Machiavelli lächelte. „Es ist so gekommen, wie ich es mir dachte“, sagte er. „Kardinal Piccolomini. Er ist kein alter Mann, gerade einmal vierundsechzig, aber um seine Gesundheit ist es schlecht bestellt. Er wird sich Pius III . nennen.“
„Wen unterstützt er?“
„Das wissen wir noch nicht, aber sämtliche ausländischen Botschafter drängten Cesare, Rom während der Wahl zu verlassen. Della Rovere ist wütend, aber er wird sich weiter in Geduld üben.“
Ezio verbrachte den Rest des Tages damit, sich mit Bartolomeo zu beraten, und gemeinsam stellten sie eine gemischte Streitmacht aus Rekruten und condottieri zusammen, die stark genug für einen Kampf war, zu dem es mit Cesare kommen mochte.

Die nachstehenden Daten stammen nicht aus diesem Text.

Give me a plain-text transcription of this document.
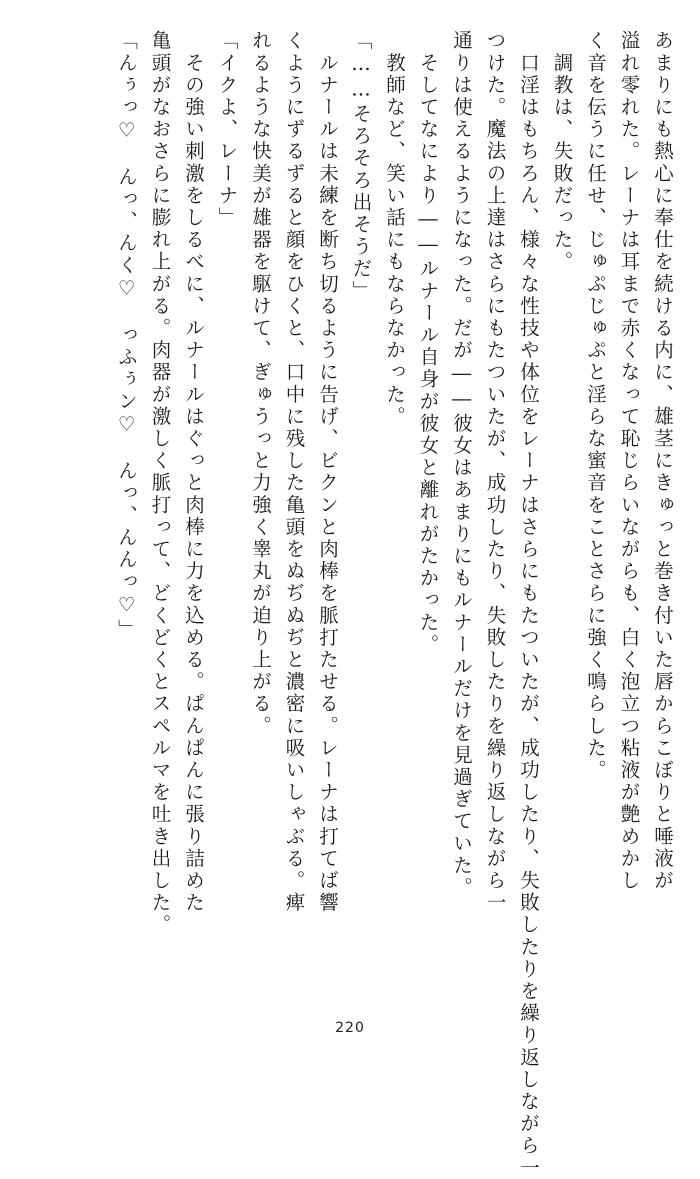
あまりにも熱心に奉仕を続ける内に、雄茎にきゅっと巻き付いた唇からこぼりと唾液が
溢れ零れた。レーナは耳まで赤くなって恥じらいながらも、白く泡立つ粘液が艶めかし
く音を伝うに任せ、じゅぷじゅぷと淫らな蜜音をことさらに強く鳴らした。
　調教は、失敗だった。
　口淫はもちろん、様々な性技や体位をレーナはさらにもたついたが、成功したり、失敗したりを繰り返しながら一
つけた。魔法の上達はさらにもたついたが、成功したり、失敗したりを繰り返しながら一
通りは使えるようになった。だが――彼女はあまりにもルナールだけを見過ぎていた。
　そしてなにより――ルナール自身が彼女と離れがたかった。
　教師など、笑い話にもならなかった。
「……そろそろ出そうだ」
　ルナールは未練を断ち切るように告げ、ビクンと肉棒を脈打たせる。レーナは打てば響
くようにずるずると顔をひくと、口中に残した亀頭をぬぢぬぢと濃密に吸いしゃぶる。痺
れるような快美が雄器を駆けて、ぎゅうっと力強く睾丸が迫り上がる。
「イクよ、レーナ」
　その強い刺激をしるべに、ルナールはぐっと肉棒に力を込める。ぱんぱんに張り詰めた
亀頭がなおさらに膨れ上がる。肉器が激しく脈打って、どくどくとスペルマを吐き出した。
「んぅっ♡　んっ、んく♡　っふぅン♡　んっ、んんっ♡」
220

„War vielleicht ganz gut, dass Ihr Cesare in seinem palazzo doch nicht umgebracht habt“, meinte Bartolomeo. „So wird er jetzt alle seine Unterstützer zu sich holen, und wir können sie auf einen Schlag erledigen.“ Er sah Ezio an. „Wie ich Euch kenne, mein Freund, habt Ihr das vielleicht sogar so geplant.“
Ezio lächelte und kehrte in seine Unterkunft zurück, wo er sich die Pistole umschnallte und die Doppelklinge in der Tasche an seinem Gürtel verstaute.
* * *
Mit einer kleinen handverlesenen Gruppe bildete Ezio die Vorhut. Der Rest folgte ihnen mit einigem Abstand. Als der Kardinal von Rouen am späten Nachmittag mit seinen Begleitern und deren Gefolge losritt, folgten Ezio und seine Reiter ihnen in sicherer Distanz. Sie mussten nicht lange reiten, ehe der Kardinal vor einem großen Landsitz anhielt, dessen Villa nahe des Ufers des Lago di Bracciano hinter befestigten Mauern lag.

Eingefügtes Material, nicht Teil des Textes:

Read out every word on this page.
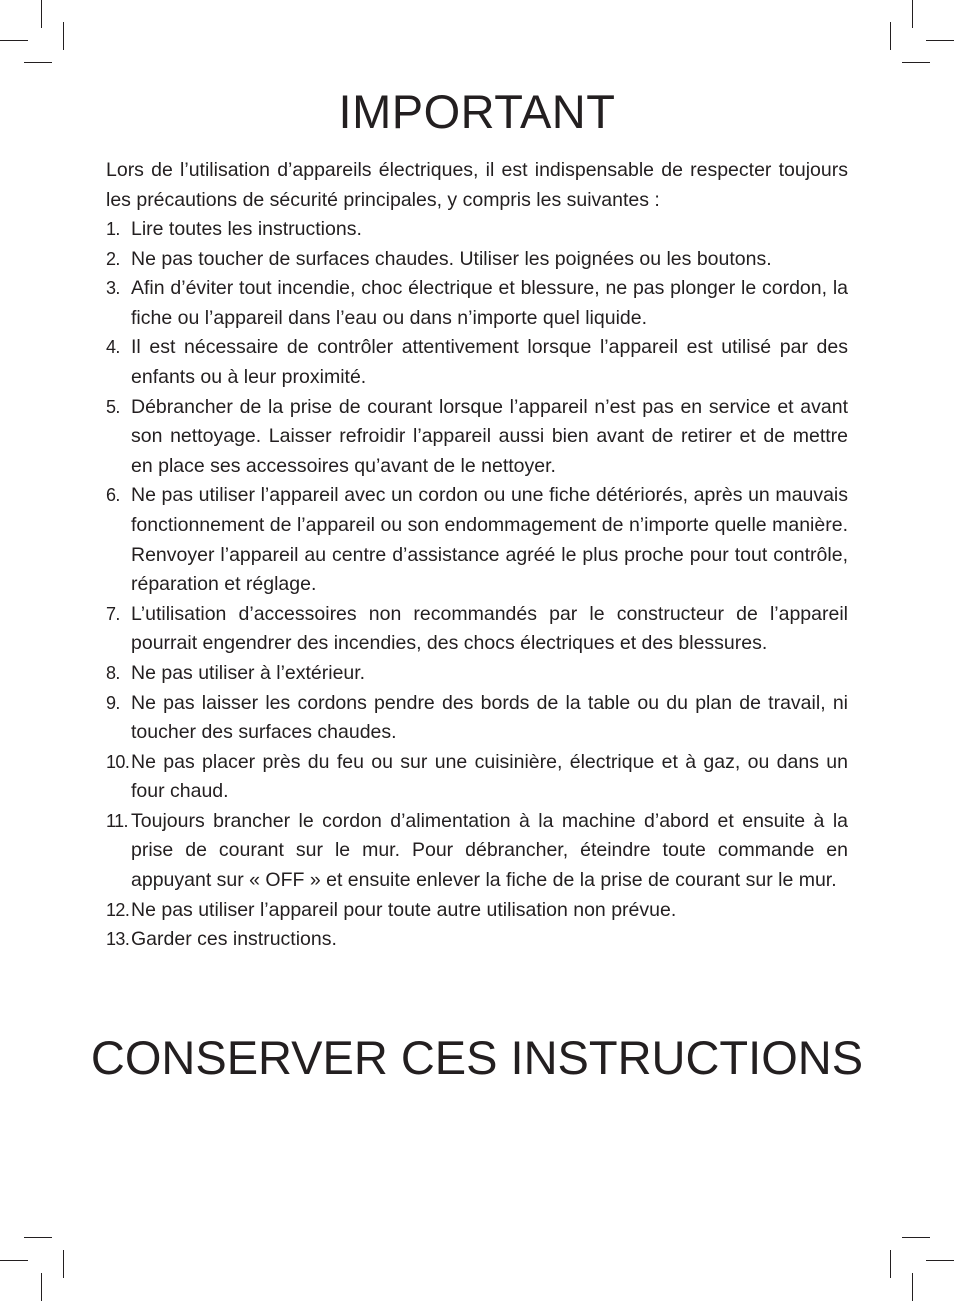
IMPORTANT

Lors de l’utilisation d’appareils électriques, il est indispensable de respecter toujours les précautions de sécurité principales, y compris les suivantes :

1. Lire toutes les instructions.
2. Ne pas toucher de surfaces chaudes. Utiliser les poignées ou les boutons.
3. Afin d’éviter tout incendie, choc électrique et blessure, ne pas plonger le cordon, la fiche ou l’appareil dans l’eau ou dans n’importe quel liquide.
4. Il est nécessaire de contrôler attentivement lorsque l’appareil est utilisé par des enfants ou à leur proximité.
5. Débrancher de la prise de courant lorsque l’appareil n’est pas en service et avant son nettoyage. Laisser refroidir l’appareil aussi bien avant de retirer et de mettre en place ses accessoires qu’avant de le nettoyer.
6. Ne pas utiliser l’appareil avec un cordon ou une fiche détériorés, après un mauvais fonctionnement de l’appareil ou son endommagement de n’importe quelle manière. Renvoyer l’appareil au centre d’assistance agréé le plus proche pour tout contrôle, réparation et réglage.
7. L’utilisation d’accessoires non recommandés par le constructeur de l’appareil pourrait engendrer des incendies, des chocs électriques et des blessures.
8. Ne pas utiliser à l’extérieur.
9. Ne pas laisser les cordons pendre des bords de la table ou du plan de travail, ni toucher des surfaces chaudes.
10. Ne pas placer près du feu ou sur une cuisinière, électrique et à gaz, ou dans un four chaud.
11. Toujours brancher le cordon d’alimentation à la machine d’abord et ensuite à la prise de courant sur le mur. Pour débrancher, éteindre toute commande en appuyant sur « OFF » et ensuite enlever la fiche de la prise de courant sur le mur.
12. Ne pas utiliser l’appareil pour toute autre utilisation non prévue.
13. Garder ces instructions.
CONSERVER CES INSTRUCTIONS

Ezio kletterte allein an der Wand der Villa hinauf und beschattete die Kardinäle auf ihrem Weg in den Großen Saal, wo er sich unter die gut hundert führenden Borgia-Offiziere mischte. Es waren noch viele weitere Leute aus anderen Ländern zugegen, die Ezio zwar nicht kannte, von denen er aber wusste, dass es sich um Angehörige des Templerordens handeln musste. Cesare, der sich inzwischen vollständig erholt hatte, stand auf einem Podium inmitten des überfüllten Saales. An den steinernen Wänden flackerten Fackeln in ihren Halterungen. Sie ließen Schatten tanzen und verliehen dem Kongress eher die Stimmung eines Hexensabbats als einer Versammlung militärischer Kräfte.

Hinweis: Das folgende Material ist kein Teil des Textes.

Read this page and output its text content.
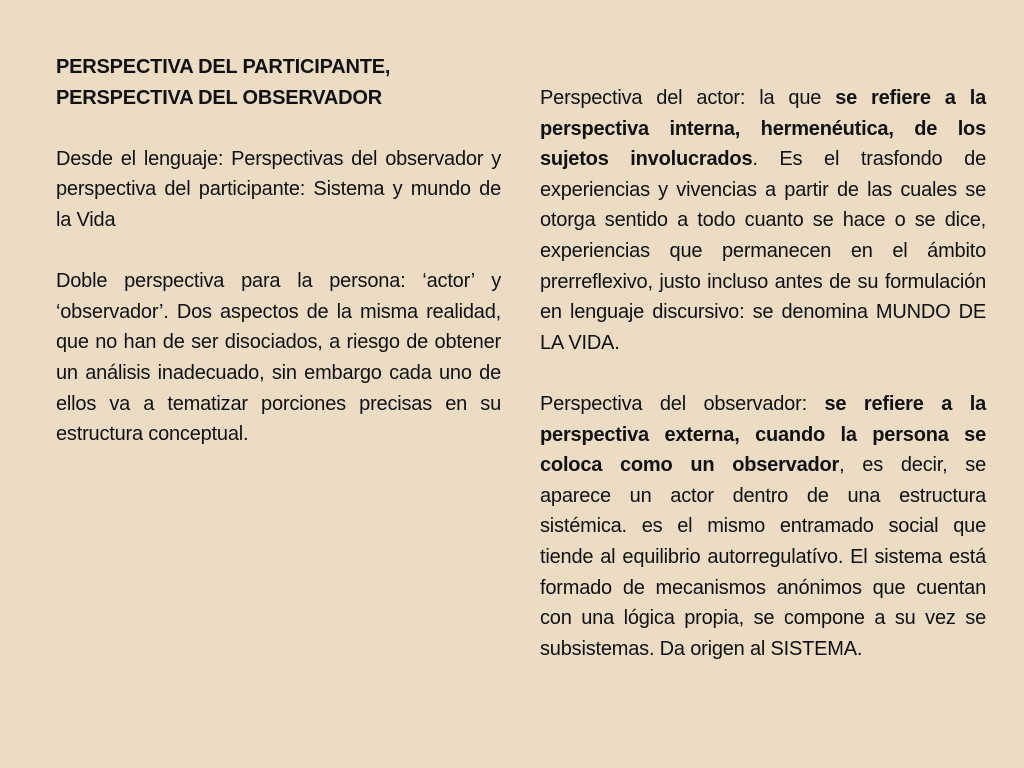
PERSPECTIVA DEL PARTICIPANTE,
PERSPECTIVA DEL OBSERVADOR

Desde el lenguaje: Perspectivas del observador y perspectiva del participante: Sistema y mundo de la Vida

Doble perspectiva para la persona: ‘actor’ y ‘observador’. Dos aspectos de la misma realidad, que no han de ser disociados, a riesgo de obtener un análisis inadecuado, sin embargo cada uno de ellos va a tematizar porciones precisas en su estructura conceptual.

Perspectiva del actor: la que se refiere a la perspectiva interna, hermenéutica, de los sujetos involucrados. Es el trasfondo de experiencias y vivencias a partir de las cuales se otorga sentido a todo cuanto se hace o se dice, experiencias que permanecen en el ámbito prerreflexivo, justo incluso antes de su formulación en lenguaje discursivo: se denomina MUNDO DE LA VIDA.

Perspectiva del observador: se refiere a la perspectiva externa, cuando la persona se coloca como un observador, es decir, se aparece un actor dentro de una estructura sistémica. es el mismo entramado social que tiende al equilibrio autorregulatívo. El sistema está formado de mecanismos anónimos que cuentan con una lógica propia, se compone a su vez se subsistemas. Da origen al SISTEMA.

Draußen fanden sich Borgia-Soldaten in einer Zahl ein, die Ezio überraschte; aber er hatte ja gehört, wie Cesare sagte, dass Micheletto seine verbliebenen Truppen aus den Provinzen zur Verstärkung zurückbringen werde. Er befürchtete, dass Bartolomeos Männer und seine eigenen Rekruten, die ein paar Hundert Meter von der Villa entfernt Stellung bezogen hatten, diesem Aufgebot nicht gewachsen sein könnten. Aber jetzt war es zu spät.